Alterations in T cell metabolism play a pivotal role in determining the performance of T cells during pathogenic infections. As T cells transition from naive to effector and memory states, their metabolic requirements shift accordingly. These metabolic activities encompass glycolysis, oxidative phosphorylation (OXPHOS), and fatty acid oxidation (FAO) [12]. An illustrative case is the examination of T cells derived from individuals afflicted with SARS-CoV-2. In these patients, T cells exhibit discernible mitochondrial metabolic deficiencies [13]. Similarly, in the context of chronic infections, researchers have observed changes in T cell metabolism among exhausted T cells, further underscoring the intricate connection between metabolic status and T cell function [14].

Within the realm of pathogenic infections, a crucial facet concerning T cells is the phenomenon of exhaustion.
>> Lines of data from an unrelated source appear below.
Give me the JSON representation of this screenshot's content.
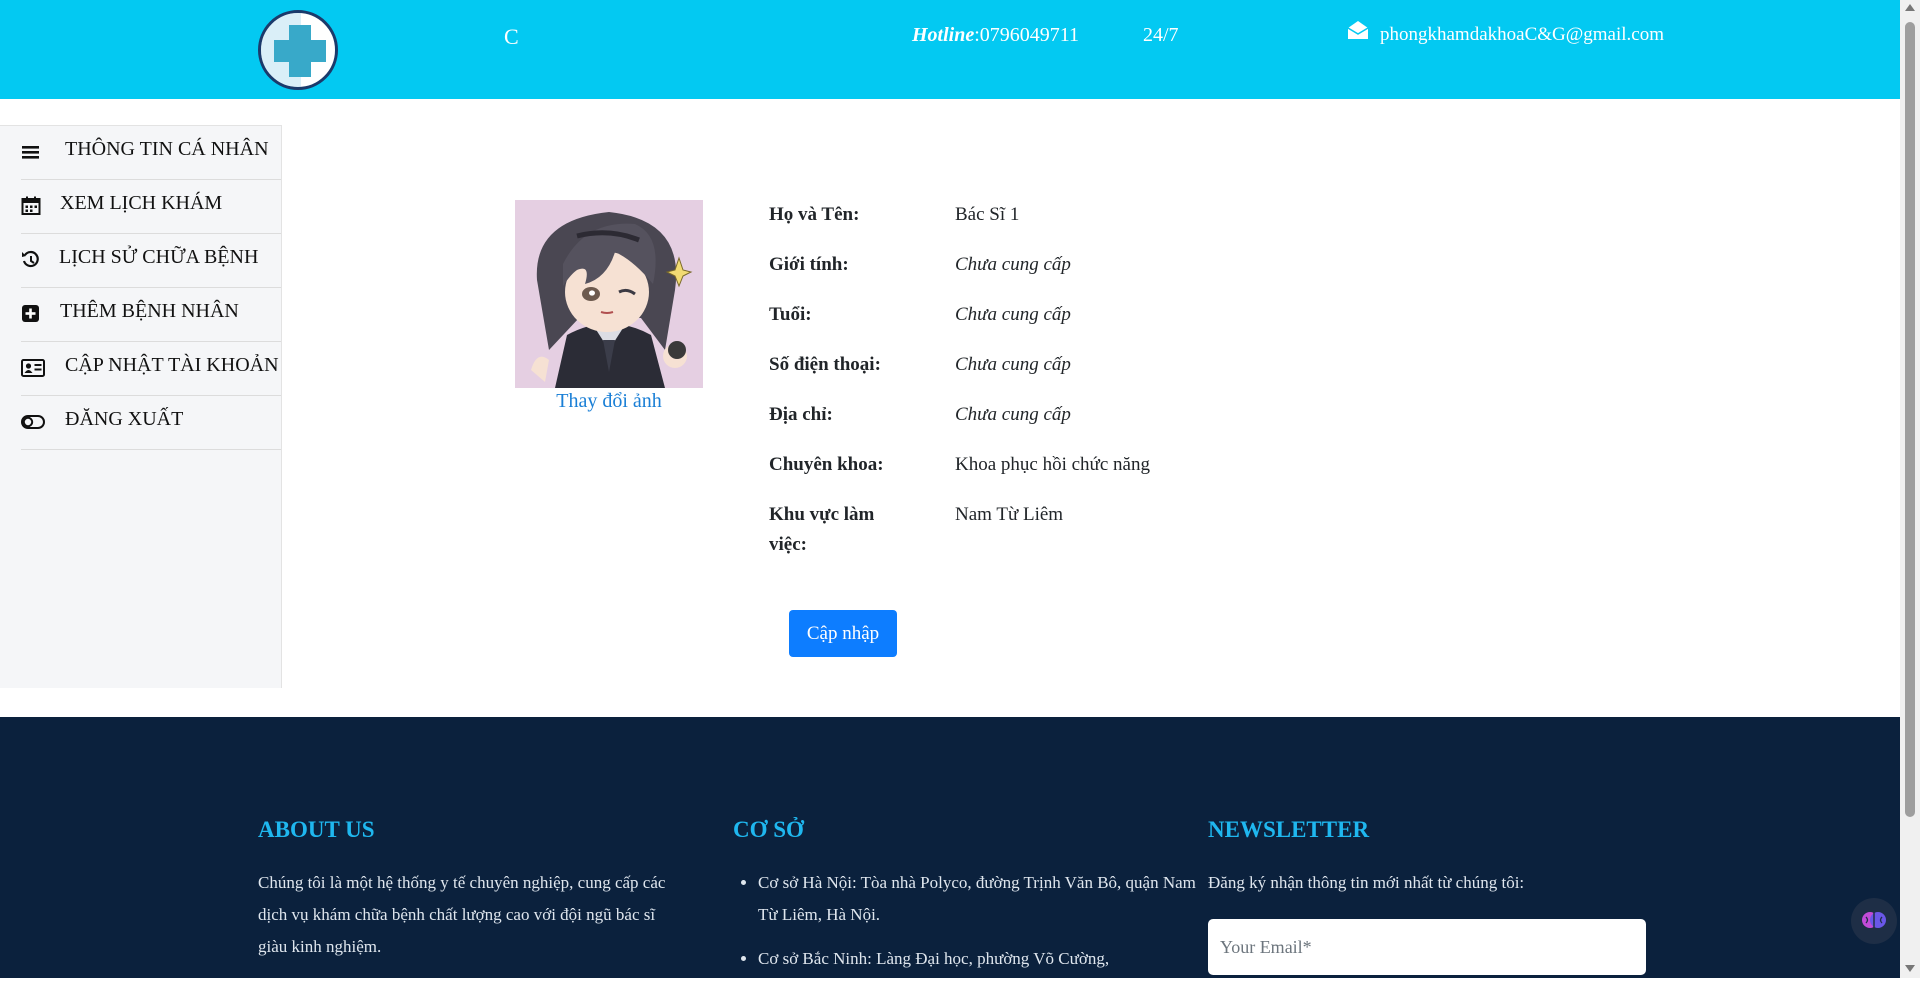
{
  "header": {
    "logo": "plus-cross-logo",
    "fragment": "C",
    "hotline_label": "Hotline",
    "hotline_number": ":0796049711",
    "hours": "24/7",
    "email": "phongkhamdakhoaC&G@gmail.com",
    "color": "#03c9f2"
  },
  "sidebar": {
    "items": [
      {
        "label": "THÔNG TIN CÁ NHÂN",
        "icon": "bars-icon"
      },
      {
        "label": "XEM LỊCH KHÁM",
        "icon": "calendar-icon"
      },
      {
        "label": "LỊCH SỬ CHỮA BỆNH",
        "icon": "history-icon"
      },
      {
        "label": "THÊM BỆNH NHÂN",
        "icon": "plus-square-icon"
      },
      {
        "label": "CẬP NHẬT TÀI KHOẢN",
        "icon": "id-card-icon"
      },
      {
        "label": "ĐĂNG XUẤT",
        "icon": "toggle-icon"
      }
    ]
  },
  "profile": {
    "change_photo": "Thay đổi ảnh",
    "fields": [
      {
        "label": "Họ và Tên:",
        "value": "Bác Sĩ 1"
      },
      {
        "label": "Giới tính:",
        "value": "Chưa cung cấp"
      },
      {
        "label": "Tuổi:",
        "value": "Chưa cung cấp"
      },
      {
        "label": "Số điện thoại:",
        "value": "Chưa cung cấp"
      },
      {
        "label": "Địa chỉ:",
        "value": "Chưa cung cấp"
      },
      {
        "label": "Chuyên khoa:",
        "value": "Khoa phục hồi chức năng"
      },
      {
        "label": "Khu vực làm việc:",
        "value": "Nam Từ Liêm"
      }
    ],
    "update_button": "Cập nhập",
    "button_color": "#0d7dff"
  },
  "footer": {
    "about_title": "ABOUT US",
    "about_text": "Chúng tôi là một hệ thống y tế chuyên nghiệp, cung cấp các dịch vụ khám chữa bệnh chất lượng cao với đội ngũ bác sĩ giàu kinh nghiệm.",
    "branches_title": "CƠ SỞ",
    "branches": [
      "Cơ sở Hà Nội: Tòa nhà Polyco, đường Trịnh Văn Bô, quận Nam Từ Liêm, Hà Nội.",
      "Cơ sở Bắc Ninh: Làng Đại học, phường Võ Cường,"
    ],
    "newsletter_title": "NEWSLETTER",
    "newsletter_text": "Đăng ký nhận thông tin mới nhất từ chúng tôi:",
    "email_placeholder": "Your Email*",
    "background": "#0b213d",
    "title_color": "#1fb7ef"
  }
}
This occurrence gives rise to dysfunctional T cells, manifesting in various scenarios including chronic viral infections or within the context of a cancerous environment [15]. Regrettably, these exhausted T cells fail to operate optimally, resulting in a diminished capacity to combat viruses or tumor cells. An apt illustration can be found in the interaction between CD4⁺ and CD8⁺ T cells during M. tuberculosis infection. CD4⁺ T cells play a role in supporting CD8⁺ T cells and thwarting their exhaustion [16]. In parallel, chronic LCMV infection leads to the exhaustion of CD8⁺ T cells and dampens TCR signaling [17]. Furthermore, individuals carrying HBV commonly exhibit a prevalence of exhausted circulating CD8⁺ T cells [18].
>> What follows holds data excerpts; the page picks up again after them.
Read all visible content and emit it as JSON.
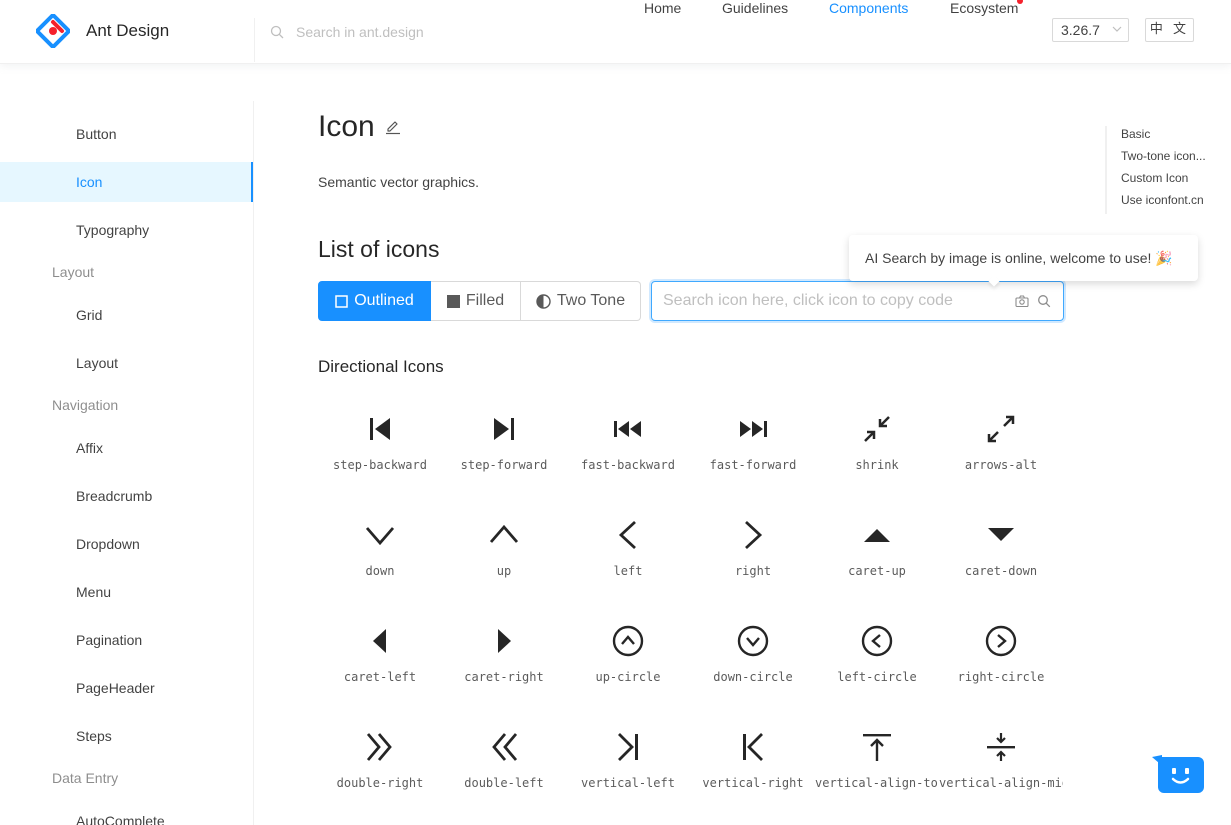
{
  "header": {
    "logo_text": "Ant Design",
    "search_placeholder": "Search in ant.design",
    "nav": [
      "Home",
      "Guidelines",
      "Components",
      "Ecosystem"
    ],
    "active_nav": "Components",
    "version": "3.26.7",
    "lang": "中 文"
  },
  "sidebar": {
    "items": [
      {
        "type": "item",
        "label": "Button"
      },
      {
        "type": "item",
        "label": "Icon",
        "active": true
      },
      {
        "type": "item",
        "label": "Typography"
      },
      {
        "type": "group",
        "label": "Layout"
      },
      {
        "type": "item",
        "label": "Grid"
      },
      {
        "type": "item",
        "label": "Layout"
      },
      {
        "type": "group",
        "label": "Navigation"
      },
      {
        "type": "item",
        "label": "Affix"
      },
      {
        "type": "item",
        "label": "Breadcrumb"
      },
      {
        "type": "item",
        "label": "Dropdown"
      },
      {
        "type": "item",
        "label": "Menu"
      },
      {
        "type": "item",
        "label": "Pagination"
      },
      {
        "type": "item",
        "label": "PageHeader"
      },
      {
        "type": "item",
        "label": "Steps"
      },
      {
        "type": "group",
        "label": "Data Entry"
      },
      {
        "type": "item",
        "label": "AutoComplete"
      }
    ]
  },
  "main": {
    "title": "Icon",
    "description": "Semantic vector graphics.",
    "list_title": "List of icons",
    "theme_buttons": [
      "Outlined",
      "Filled",
      "Two Tone"
    ],
    "active_theme": "Outlined",
    "icon_search_placeholder": "Search icon here, click icon to copy code",
    "tooltip": "AI Search by image is online, welcome to use! 🎉",
    "section_title": "Directional Icons",
    "icons": [
      "step-backward",
      "step-forward",
      "fast-backward",
      "fast-forward",
      "shrink",
      "arrows-alt",
      "down",
      "up",
      "left",
      "right",
      "caret-up",
      "caret-down",
      "caret-left",
      "caret-right",
      "up-circle",
      "down-circle",
      "left-circle",
      "right-circle",
      "double-right",
      "double-left",
      "vertical-left",
      "vertical-right",
      "vertical-align-top",
      "vertical-align-middle"
    ]
  },
  "anchor": [
    "Basic",
    "Two-tone icon...",
    "Custom Icon",
    "Use iconfont.cn"
  ],
  "colors": {
    "primary": "#1890ff",
    "active_bg": "#e6f7ff",
    "dot": "#f5222d"
  }
}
Subsequent to a host’s recovery from a pathogenic infection, the development of memory T cells ensues. The formation of these memory T cells is subject to the influence of multiple factors, encompassing co-stimulatory and transcriptional elements. Notably, co-stimulatory factors, in conjunction with transcriptional factors, orchestrate the intricate process of T cell memory formation. A pertinent example of a co-stimulatory factor’s significance is CD28, which assumes a critical role in facilitating the creation of memory T cells [19]. Similarly, the role of 4-1BB cannot be overstated in the establishment of virus-specific tissue-resident memory CD8⁺ T cells, particularly within the lung environment [20]. Transcriptional factors also play a defining role, as evidenced by NAC1’s regulatory impact. Research has indicated that NAC1 functions as a limiter for both CD4⁺ and CD8⁺ memory T cell formation during viral infections [21,22]. These intricate interactions between co-stimulatory and transcriptional factors contribute to the finely tuned process of T cell memory formation.
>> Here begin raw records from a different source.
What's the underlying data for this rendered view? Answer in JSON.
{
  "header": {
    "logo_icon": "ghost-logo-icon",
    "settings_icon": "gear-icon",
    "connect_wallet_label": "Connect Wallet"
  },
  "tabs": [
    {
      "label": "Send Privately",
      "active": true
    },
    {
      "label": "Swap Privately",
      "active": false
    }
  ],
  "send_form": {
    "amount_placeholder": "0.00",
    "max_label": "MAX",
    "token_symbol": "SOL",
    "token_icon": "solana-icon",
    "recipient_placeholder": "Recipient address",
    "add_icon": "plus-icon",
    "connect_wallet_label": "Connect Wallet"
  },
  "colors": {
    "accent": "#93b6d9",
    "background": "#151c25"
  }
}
T cell responses to pathogenic infections vividly illustrate the remarkable efficiency and precision of the adaptive immune system. Through intricate interplays, T cells orchestrate the elimination of invaders and the establishment of immune memory. Investigating the roles played by T cells in the context of pathogenic infections holds profound significance, offering insights crucial for the development of potent vaccines and therapies aimed at combating infectious diseases and fostering overall well-being. The enhancement of T cell functionality, optimization of T cell-mediated cytokine responses, extension of T cell memory duration, and prevention of T cell exhaustion emerge as potential strategies to bolster the host’s immune system. These strategies not only hold promise for enhancing T cell performance, but also offer avenues for T cell-based immunotherapy. Notably, these strategies can find applications not only in the realm of pathogenic infections, but also in the realm of cancer treatment, showcasing the broad spectrum of their potential impact.